The traditional approach to computer files essentially recreates the physical structure of our files. While digital documents, in any structure, have a number of advantages over their tangible counterparts, maintaining traditional computer file structures of nested folders requires care.
Finding Files is Always the Problem
We have to create folders, arrange all documents within, and be certain that each document in the proper folder to avoid document loss. Locating a misplaced document on a computer is perhaps more troublesome than searching through tangible papers. Without some computer expertise we are powerless to recover the document without excessive frustration or the intervention of some expert third party. As computer files increase, it seems inevitable that we will encounter the misplaced document problem. Under those conditions, it seems reasonable to avoid converting paper to digital as a matter of course.
Integrated Desktop Indexed Search
The game has changed dramatically with desktop-based indexed search. Mac OS X and Microsoft Vista have indexed search integrated search features that index both file names and contents of the computer in the background and automatically. These search boxes are ubiquitous throughout the operating systems and reduce search time to almost nothing. This is a seismic shift in desktop computing and file management in the law office.

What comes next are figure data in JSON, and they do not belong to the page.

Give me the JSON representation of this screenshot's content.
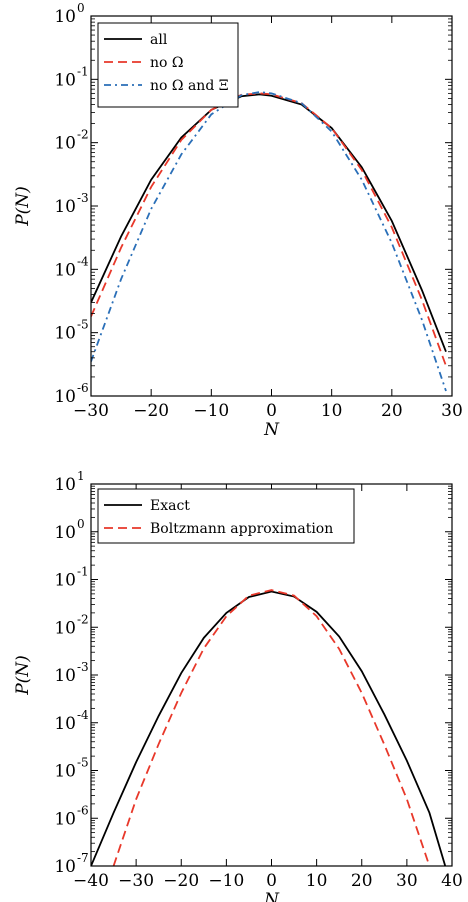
{
  "chart_data": [
    {
      "type": "line",
      "xlabel": "N",
      "ylabel": "P(N)",
      "yscale": "log",
      "xlim": [
        -30,
        30
      ],
      "ylim": [
        1e-06,
        1
      ],
      "xticks": [
        -30,
        -20,
        -10,
        0,
        10,
        20,
        30
      ],
      "xtick_labels": [
        "−30",
        "−20",
        "−10",
        "0",
        "10",
        "20",
        "30"
      ],
      "yticks": [
        {
          "value": 1e-06,
          "base": "10",
          "exp": "-6"
        },
        {
          "value": 1e-05,
          "base": "10",
          "exp": "-5"
        },
        {
          "value": 0.0001,
          "base": "10",
          "exp": "-4"
        },
        {
          "value": 0.001,
          "base": "10",
          "exp": "-3"
        },
        {
          "value": 0.01,
          "base": "10",
          "exp": "-2"
        },
        {
          "value": 0.1,
          "base": "10",
          "exp": "-1"
        },
        {
          "value": 1,
          "base": "10",
          "exp": "0"
        }
      ],
      "legend_position": "top-left",
      "grid": false,
      "series": [
        {
          "name": "all",
          "color": "#000000",
          "style": "solid",
          "x": [
            -30,
            -25,
            -20,
            -15,
            -10,
            -5,
            -2,
            0,
            5,
            10,
            15,
            20,
            25,
            29
          ],
          "y": [
            3e-05,
            0.00033,
            0.0026,
            0.012,
            0.033,
            0.054,
            0.058,
            0.055,
            0.04,
            0.017,
            0.0041,
            0.00058,
            4.7e-05,
            5e-06
          ]
        },
        {
          "name": "no Ω",
          "color": "#e8382a",
          "style": "dashed",
          "x": [
            -30,
            -25,
            -20,
            -15,
            -10,
            -5,
            -2,
            0,
            5,
            10,
            15,
            20,
            25,
            29
          ],
          "y": [
            1.8e-05,
            0.00022,
            0.002,
            0.011,
            0.033,
            0.057,
            0.06,
            0.058,
            0.042,
            0.017,
            0.0037,
            0.00046,
            3.3e-05,
            3e-06
          ]
        },
        {
          "name": "no Ω and Ξ",
          "color": "#2a6fb8",
          "style": "dashdot",
          "x": [
            -30,
            -25,
            -20,
            -15,
            -10,
            -5,
            -2,
            0,
            5,
            10,
            15,
            20,
            25,
            29
          ],
          "y": [
            3.5e-06,
            7e-05,
            0.0009,
            0.0065,
            0.028,
            0.056,
            0.063,
            0.06,
            0.042,
            0.015,
            0.0026,
            0.00026,
            1.6e-05,
            1.2e-06
          ]
        }
      ]
    },
    {
      "type": "line",
      "xlabel": "N",
      "ylabel": "P(N)",
      "yscale": "log",
      "xlim": [
        -40,
        40
      ],
      "ylim": [
        1e-07,
        10
      ],
      "xticks": [
        -40,
        -30,
        -20,
        -10,
        0,
        10,
        20,
        30,
        40
      ],
      "xtick_labels": [
        "−40",
        "−30",
        "−20",
        "−10",
        "0",
        "10",
        "20",
        "30",
        "40"
      ],
      "yticks": [
        {
          "value": 1e-07,
          "base": "10",
          "exp": "-7"
        },
        {
          "value": 1e-06,
          "base": "10",
          "exp": "-6"
        },
        {
          "value": 1e-05,
          "base": "10",
          "exp": "-5"
        },
        {
          "value": 0.0001,
          "base": "10",
          "exp": "-4"
        },
        {
          "value": 0.001,
          "base": "10",
          "exp": "-3"
        },
        {
          "value": 0.01,
          "base": "10",
          "exp": "-2"
        },
        {
          "value": 0.1,
          "base": "10",
          "exp": "-1"
        },
        {
          "value": 1,
          "base": "10",
          "exp": "0"
        },
        {
          "value": 10,
          "base": "10",
          "exp": "1"
        }
      ],
      "legend_position": "top-left",
      "grid": false,
      "series": [
        {
          "name": "Exact",
          "color": "#000000",
          "style": "solid",
          "x": [
            -40,
            -35,
            -30,
            -25,
            -20,
            -15,
            -10,
            -5,
            0,
            5,
            10,
            15,
            20,
            25,
            30,
            35,
            38.5
          ],
          "y": [
            1e-07,
            1.3e-06,
            1.5e-05,
            0.00014,
            0.0011,
            0.006,
            0.02,
            0.043,
            0.056,
            0.044,
            0.021,
            0.0064,
            0.0012,
            0.00015,
            1.6e-05,
            1.3e-06,
            1e-07
          ]
        },
        {
          "name": "Boltzmann approximation",
          "color": "#e8382a",
          "style": "dashed",
          "x": [
            -35,
            -30,
            -25,
            -20,
            -15,
            -10,
            -5,
            0,
            5,
            10,
            15,
            20,
            25,
            30,
            35
          ],
          "y": [
            1e-07,
            2.5e-06,
            3.6e-05,
            0.00042,
            0.0036,
            0.017,
            0.046,
            0.06,
            0.046,
            0.017,
            0.0035,
            0.00042,
            3.5e-05,
            2.5e-06,
            1e-07
          ]
        }
      ]
    }
  ]
}
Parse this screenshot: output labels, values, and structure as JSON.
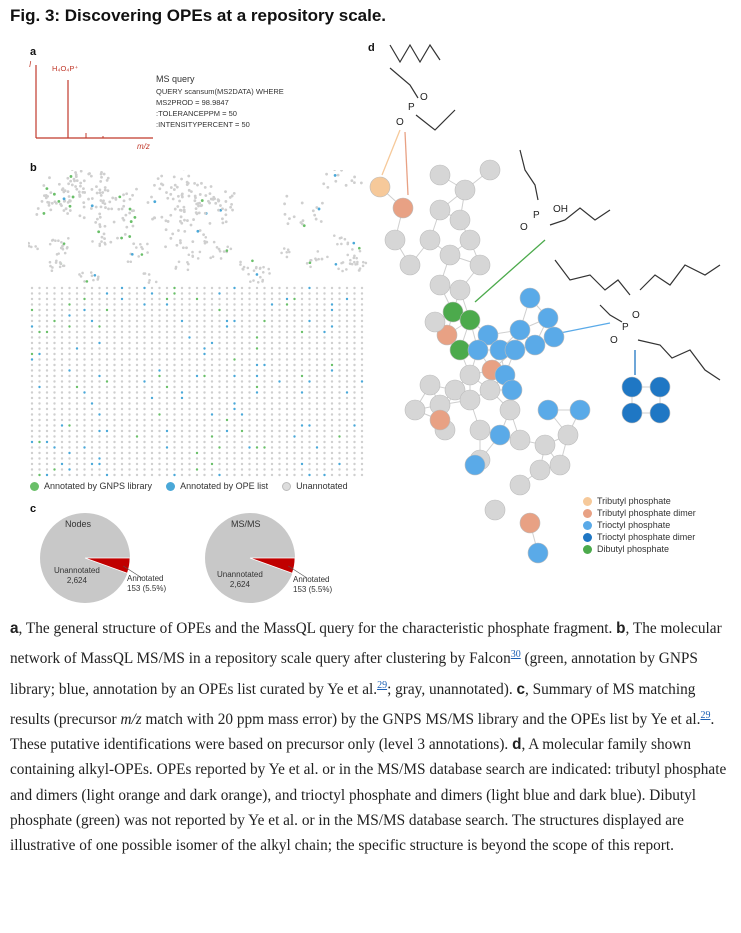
{
  "figure": {
    "title": "Fig. 3: Discovering OPEs at a repository scale."
  },
  "panel_a": {
    "label": "a",
    "y_axis_label": "I",
    "x_axis_label": "m/z",
    "peak_label": "H₄O₄P⁺",
    "query_title": "MS query",
    "query_lines": [
      "QUERY scansum(MS2DATA) WHERE",
      "MS2PROD = 98.9847",
      ":TOLERANCEPPM = 50",
      ":INTENSITYPERCENT = 50"
    ],
    "color": "#c0392b"
  },
  "panel_b": {
    "label": "b",
    "legend": [
      {
        "label": "Annotated by GNPS library",
        "color": "#6abf69"
      },
      {
        "label": "Annotated by OPE list",
        "color": "#4aa8d8"
      },
      {
        "label": "Unannotated",
        "color": "#d9d9d9"
      }
    ]
  },
  "panel_c": {
    "label": "c"
  },
  "chart_data": [
    {
      "type": "pie",
      "title": "Nodes",
      "slices": [
        {
          "label": "Unannotated",
          "value": 2624,
          "text": "2,624",
          "color": "#c8c8c8"
        },
        {
          "label": "Annotated",
          "value": 153,
          "text": "153 (5.5%)",
          "color": "#c00000"
        }
      ]
    },
    {
      "type": "pie",
      "title": "MS/MS",
      "slices": [
        {
          "label": "Unannotated",
          "value": 2624,
          "text": "2,624",
          "color": "#c8c8c8"
        },
        {
          "label": "Annotated",
          "value": 153,
          "text": "153 (5.5%)",
          "color": "#c00000"
        }
      ]
    }
  ],
  "panel_d": {
    "label": "d",
    "atoms": {
      "P": "P",
      "O": "O",
      "OH": "OH"
    },
    "legend": [
      {
        "label": "Tributyl phosphate",
        "color": "#f6c99a"
      },
      {
        "label": "Tributyl phosphate dimer",
        "color": "#e8a184"
      },
      {
        "label": "Trioctyl phosphate",
        "color": "#5aaae8"
      },
      {
        "label": "Trioctyl phosphate dimer",
        "color": "#1f77c4"
      },
      {
        "label": "Dibutyl phosphate",
        "color": "#4caa4c"
      }
    ]
  },
  "caption": {
    "a_label": "a",
    "a_text": ", The general structure of OPEs and the MassQL query for the characteristic phosphate fragment. ",
    "b_label": "b",
    "b_text1": ", The molecular network of MassQL MS/MS in a repository scale query after clustering by Falcon",
    "ref30": "30",
    "b_text2": " (green, annotation by GNPS library; blue, annotation by an OPEs list curated by Ye et al.",
    "ref29": "29",
    "b_text3": "; gray, unannotated). ",
    "c_label": "c",
    "c_text1": ", Summary of MS matching results (precursor ",
    "c_mz": "m/z",
    "c_text2": " match with 20 ppm mass error) by the GNPS MS/MS library and the OPEs list by Ye et al.",
    "ref29b": "29",
    "c_text3": ". These putative identifications were based on precursor only (level 3 annotations). ",
    "d_label": "d",
    "d_text": ", A molecular family shown containing alkyl-OPEs. OPEs reported by Ye et al. or in the MS/MS database search are indicated: tributyl phosphate and dimers (light orange and dark orange), and trioctyl phosphate and dimers (light blue and dark blue). Dibutyl phosphate (green) was not reported by Ye et al. or in the MS/MS database search. The structures displayed are illustrative of one possible isomer of the alkyl chain; the specific structure is beyond the scope of this report."
  }
}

Setting the Desktop Like Google Unlocked the Internet
Imagine the Internet without Google or any other search engine and instead the Internet was like giant encyclopedia. Or Westlaw with only Key numbers and no ability to search. We can’t imagine either system without search; in fact search is critical feature that allows each system to exist in the depth and breath that they do. Just like the Internet and Westlaw, index search now enables our personal digital world grow to massive proportions. In fact, the more information we include in our digital world the more effective it becomes for us. Before index search a computer file with ten thousand documents was unmanageable and required tedious labeling and structure. With the native search features it is possible to have a perfectly organized computer without specifically naming or saving any document in any particular place.
That's right, save any file with any name and anywhere on your computer and find it seconds, simply by typing any word that appears in the document, title, or meta-data, or based on the date of creation, or file type, author, etc.